Bloat in Dogs
Gastric dilatation-volvulus (GDV) complex (better known as „bloat“) is a serious condition where the stomach fills with air and twists itself (anywhere from 180 degrees to a full 360 degrees), causing pain. When stomach is twisting, both the entry and the exit from the stomach are closed off and air, fluids, foods and gasses are unable to get out. All this causes the dogs' belly to bloat, putting pressure on other organs. As the stomach flips, it drags the spleen and pancreas along with it, cutting off the blood flow. At the same time pressure builds, stopping blood from the hind legs and abdomen from returning to the heart, the working blood volume reduces and sends dog into shock. All of this can happen in less than 20 minutes. Bloat is the second leading cause of death in dogs behind cancer.

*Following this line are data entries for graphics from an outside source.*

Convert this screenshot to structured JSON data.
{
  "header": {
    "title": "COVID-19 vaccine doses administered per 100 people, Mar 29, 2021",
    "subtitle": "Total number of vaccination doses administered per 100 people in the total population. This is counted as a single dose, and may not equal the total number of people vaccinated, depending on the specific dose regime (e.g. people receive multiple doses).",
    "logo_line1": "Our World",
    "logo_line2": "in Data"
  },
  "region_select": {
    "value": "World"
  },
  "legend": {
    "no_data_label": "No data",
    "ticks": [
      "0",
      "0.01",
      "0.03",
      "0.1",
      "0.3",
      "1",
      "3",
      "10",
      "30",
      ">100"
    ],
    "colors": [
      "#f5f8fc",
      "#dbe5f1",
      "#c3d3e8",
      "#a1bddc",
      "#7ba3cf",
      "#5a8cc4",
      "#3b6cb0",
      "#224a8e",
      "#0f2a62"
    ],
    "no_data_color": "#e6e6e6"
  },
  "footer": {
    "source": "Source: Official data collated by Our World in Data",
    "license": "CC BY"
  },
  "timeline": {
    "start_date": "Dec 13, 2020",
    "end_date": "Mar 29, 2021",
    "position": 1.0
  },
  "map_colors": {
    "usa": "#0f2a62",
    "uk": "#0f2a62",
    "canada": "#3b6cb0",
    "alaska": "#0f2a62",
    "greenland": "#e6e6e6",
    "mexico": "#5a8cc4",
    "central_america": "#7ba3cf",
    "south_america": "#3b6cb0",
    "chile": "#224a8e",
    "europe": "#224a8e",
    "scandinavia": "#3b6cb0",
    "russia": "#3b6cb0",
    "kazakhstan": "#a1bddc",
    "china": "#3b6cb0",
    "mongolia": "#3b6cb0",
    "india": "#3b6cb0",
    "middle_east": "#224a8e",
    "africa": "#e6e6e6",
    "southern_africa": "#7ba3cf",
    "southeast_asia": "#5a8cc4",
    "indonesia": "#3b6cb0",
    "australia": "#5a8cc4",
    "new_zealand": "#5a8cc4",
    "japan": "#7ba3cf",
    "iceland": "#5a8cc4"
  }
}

This medical emergency is responsible for a high mortality rate in otherwise healthy dogs.
Bloat in dogs - symptoms
The signs of bloat in dogs are an enlargement of the dog’s abdomen, pain in the abdomen, lots of drooling, panting and walking around, retching but not being able to vomit, stretching with front half of the body down and with rear end up, fast, heavy, or otherwise difficult breathing, rapid heartbeat, pale gums. Some dogs will also make sounds to let you know they are in pain.
Bloat in dogs - causes
Vets are still not sure what causes bloat, but the general consensus is that there is a combination of things that can trigger bloat to develop, such as poor diet, eating too quickly and swallowing to much air (animals usually swallow more air when they are anxious), too much exercise after eating, overeating and excessive drinking. Proper diet is important to prevent bloat from developing. A lack of whole, fresh, raw foods in your dog's diet can cause bloat.
Bloat in dogs - common breeds
Vets also believe that it is more likely to happen when there is enough room in the abdomen for gas-filled organs to move. Therefore, bloat is most common in deep chested dogs, such as Great Dane, Greyhound, St. Bernard, Weimaraner, Boxer, etc. Dogs weighing more than 99 pounds have an approximate 20 percent risk of bloat. The risk of bloating increases with age. But, this doesn't mean that small dogs cannot bloat. Any dog, of any breed, age, or size can suffer from bloat. Also, if a dog has relatives who have suffered from bloat, there is a higher chance he will develop bloat.
Bloat in dogs - how to prevent
In order to avoid bloat, pay careful attention to your dog's diet, feeding and exercise. Feed your dog a raw diet (meat, not grains) that provides a lot of nutrients. Feed your dog few small meals regularly through the day, instead of feeding him one large meal. Some research has shown that eating elevated food bowl can cause bloat, so keep your dog's bowl on the floor. You can also invest in buying your dog a bowl that prevents him from eating too fast and swallowing big gulps of air as they eat. Decrease stress for your dog, especially around eating time. Exercise with your dog, but not right after the dog eats – full stomach is more likely to flip and twist, causing problems with digestive system.
Bloat in dogs - emergency
Treatment of bloat includes emergency surgery. The two main goal of surgical procedure are to assess the damage done to the stomach and other organs, and to untwist the stomach, putting it back to its correct position. Untwisting the stomach will enable gasses, blood, and fluids to pass through your dog's system normally and eventually leave your dog's body. However, even with surgery, bloat is fatal in 10-30% of affected dogs.
After this, the vet will perform a gastropexy, a procedure where the vet tacks the stomach to the abdominal wall to prevent it from twisting again. This needs to be done because almost 90% of dogs who suffer from bloat once will suffer from it again. A gastropexy can be performed preventatively to prevent the stomach from twisting in the first place. This procedure can be conducted while spaying or neutering, or even laparoscopically.
Bloat is a life-threatening condition that, without treatment, can kill a dog within a few hours. If you suspect your dog is bloated, take him immediately to the vet. Call your vet in the way and tell him that you are bringing in a dog with bloat so he can properly prep and save precious minutes.